Money Supply Control InevitableMoney Supply Control Inevitable

A major malaise of Iran’s economy is the significant volume of floating capital that manufacturing and service sectors are unable to attract, according to economists, who liken the problem to “cash diabetes,” Banker reported.

“Credit cards are one of the solutions to curb the growing volume of univested cash,” according to Ali Bakhshayesh, CEO of Bank Sarmayeh.

Majid Ansari, vice president for parliamentary affairs, had also warned about the large volume of cash that flows “one day in the forex market and the next day, in the gold market.” He highlighted the need for a firm action in this regard.

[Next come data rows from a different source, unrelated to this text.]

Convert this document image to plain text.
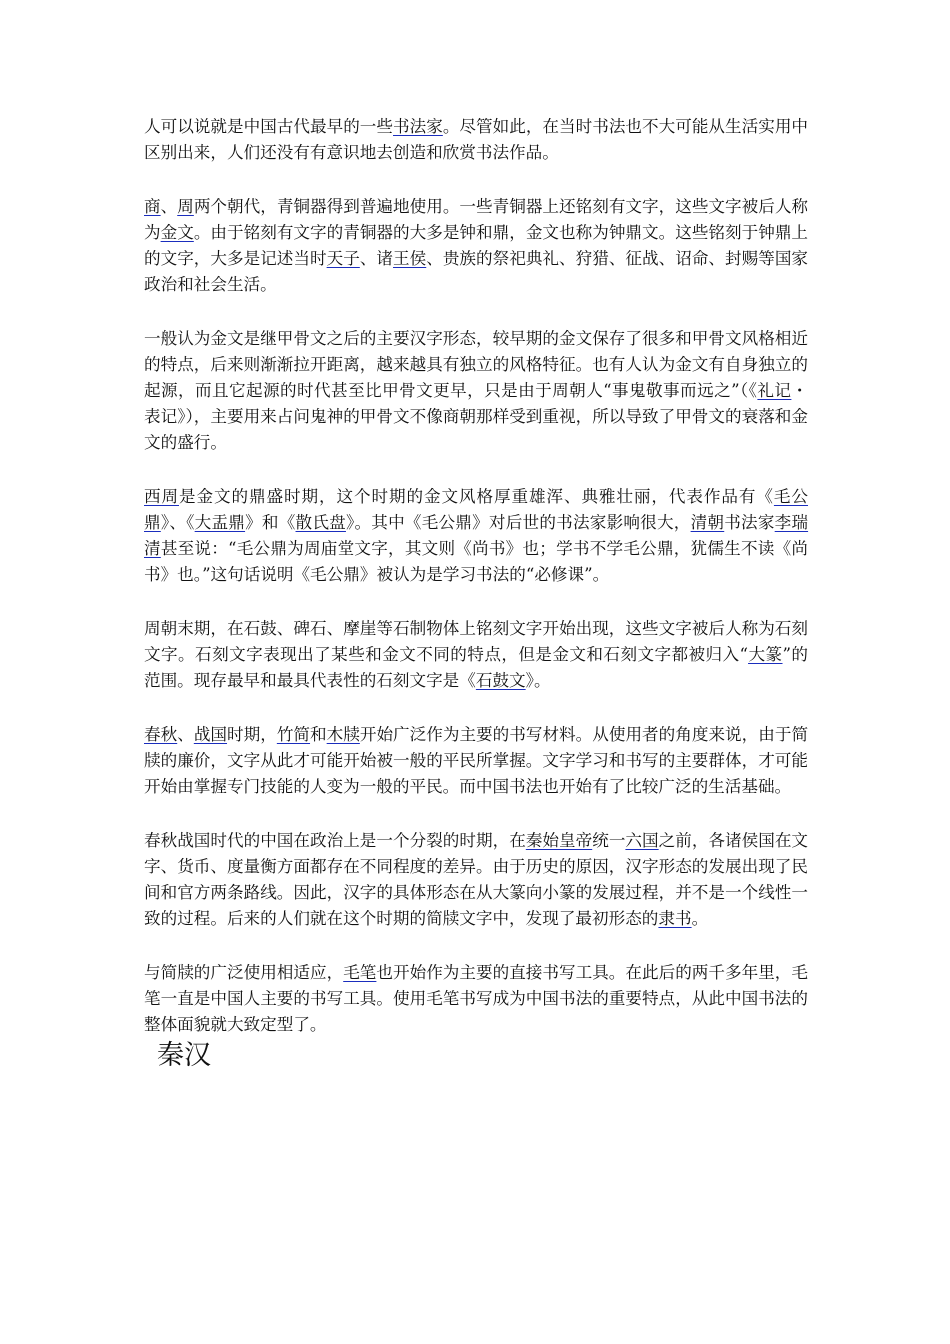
人可以说就是中国古代最早的一些书法家。尽管如此，在当时书法也不大可能从生活实用中区别出来，人们还没有有意识地去创造和欣赏书法作品。

商、周两个朝代，青铜器得到普遍地使用。一些青铜器上还铭刻有文字，这些文字被后人称为金文。由于铭刻有文字的青铜器的大多是钟和鼎，金文也称为钟鼎文。这些铭刻于钟鼎上的文字，大多是记述当时天子、诸王侯、贵族的祭祀典礼、狩猎、征战、诏命、封赐等国家政治和社会生活。

一般认为金文是继甲骨文之后的主要汉字形态，较早期的金文保存了很多和甲骨文风格相近的特点，后来则渐渐拉开距离，越来越具有独立的风格特征。也有人认为金文有自身独立的起源，而且它起源的时代甚至比甲骨文更早，只是由于周朝人“事鬼敬事而远之”（《礼记・表记》），主要用来占问鬼神的甲骨文不像商朝那样受到重视，所以导致了甲骨文的衰落和金文的盛行。

西周是金文的鼎盛时期，这个时期的金文风格厚重雄浑、典雅壮丽，代表作品有《毛公鼎》、《大盂鼎》和《散氏盘》。其中《毛公鼎》对后世的书法家影响很大，清朝书法家李瑞清甚至说：“毛公鼎为周庙堂文字，其文则《尚书》也；学书不学毛公鼎，犹儒生不读《尚书》也。”这句话说明《毛公鼎》被认为是学习书法的“必修课”。

周朝末期，在石鼓、碑石、摩崖等石制物体上铭刻文字开始出现，这些文字被后人称为石刻文字。石刻文字表现出了某些和金文不同的特点，但是金文和石刻文字都被归入“大篆”的范围。现存最早和最具代表性的石刻文字是《石鼓文》。

春秋、战国时期，竹简和木牍开始广泛作为主要的书写材料。从使用者的角度来说，由于简牍的廉价，文字从此才可能开始被一般的平民所掌握。文字学习和书写的主要群体，才可能开始由掌握专门技能的人变为一般的平民。而中国书法也开始有了比较广泛的生活基础。

春秋战国时代的中国在政治上是一个分裂的时期，在秦始皇帝统一六国之前，各诸侯国在文字、货币、度量衡方面都存在不同程度的差异。由于历史的原因，汉字形态的发展出现了民间和官方两条路线。因此，汉字的具体形态在从大篆向小篆的发展过程，并不是一个线性一致的过程。后来的人们就在这个时期的简牍文字中，发现了最初形态的隶书。

与简牍的广泛使用相适应，毛笔也开始作为主要的直接书写工具。在此后的两千多年里，毛笔一直是中国人主要的书写工具。使用毛笔书写成为中国书法的重要特点，从此中国书法的整体面貌就大致定型了。

秦汉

While the growth of money supply significantly slowed down in the first half of the current Iranian year, its volume dramatically increased, according to available data. The increase in money supply volume becomes more alarming when coupled with the cash shortage faced by many manufacturers. In fact, lack of working capital has become a major challenge for manufacturing units.

“We faced negative economic growth and it was natural for businesses to produce less and sell less, a phenomenon that led to a decline in their cash flow,” Mehdi Taghavi, an economist, told Fararou.

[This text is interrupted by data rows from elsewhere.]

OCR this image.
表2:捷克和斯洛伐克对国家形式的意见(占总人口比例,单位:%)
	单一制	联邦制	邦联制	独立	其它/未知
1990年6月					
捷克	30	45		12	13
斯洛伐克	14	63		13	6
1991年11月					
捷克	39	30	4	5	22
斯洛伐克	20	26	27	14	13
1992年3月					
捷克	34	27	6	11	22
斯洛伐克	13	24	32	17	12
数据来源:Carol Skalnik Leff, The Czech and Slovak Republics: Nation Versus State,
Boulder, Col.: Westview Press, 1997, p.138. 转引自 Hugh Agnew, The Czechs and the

Companies need cash to buy raw material, pay salaries, fund sales costs, etc. At the time of high inflation, they have to pay more to meet costs and this is where the problem starts. The question is how companies should meet costs while maintaining productivity level at the time when inflation is high and GDP growth low.

 Tools to Control Money Supply

On different measures helping to control money supply, Taghavi said, “the gap between bank interest rates and inflation should be reduced” as higher interest rates encourage people to save, which eventually reduces money supply.

For instance, with the inflation rate of 14 percent, deposit interest rates could be reduced by 17 percent. In that case, interest rates have declined but still offer the depositor 3 percent more.

Issuing and selling participatory bonds and debt securities is another effective way to control money supply. Short-term debt securities are a financial policy-making tool of the government with which large amounts of cash is collected and then released in due date.  Rediscount rate is another measure to control money supply. Central banks normally offer a discount window, where commercial banks take their securities for rediscount.

Currently, there is no need to reduce money supply and it is enough not to inject too much cash into the economy. In fact, as inflation has eased from 40 percent in October 2013 to 15 percent now, it is okay to increase money supply in proportion to the inflation and economic growth rate, which is about 2-3 percent, on an annually adjusted basis.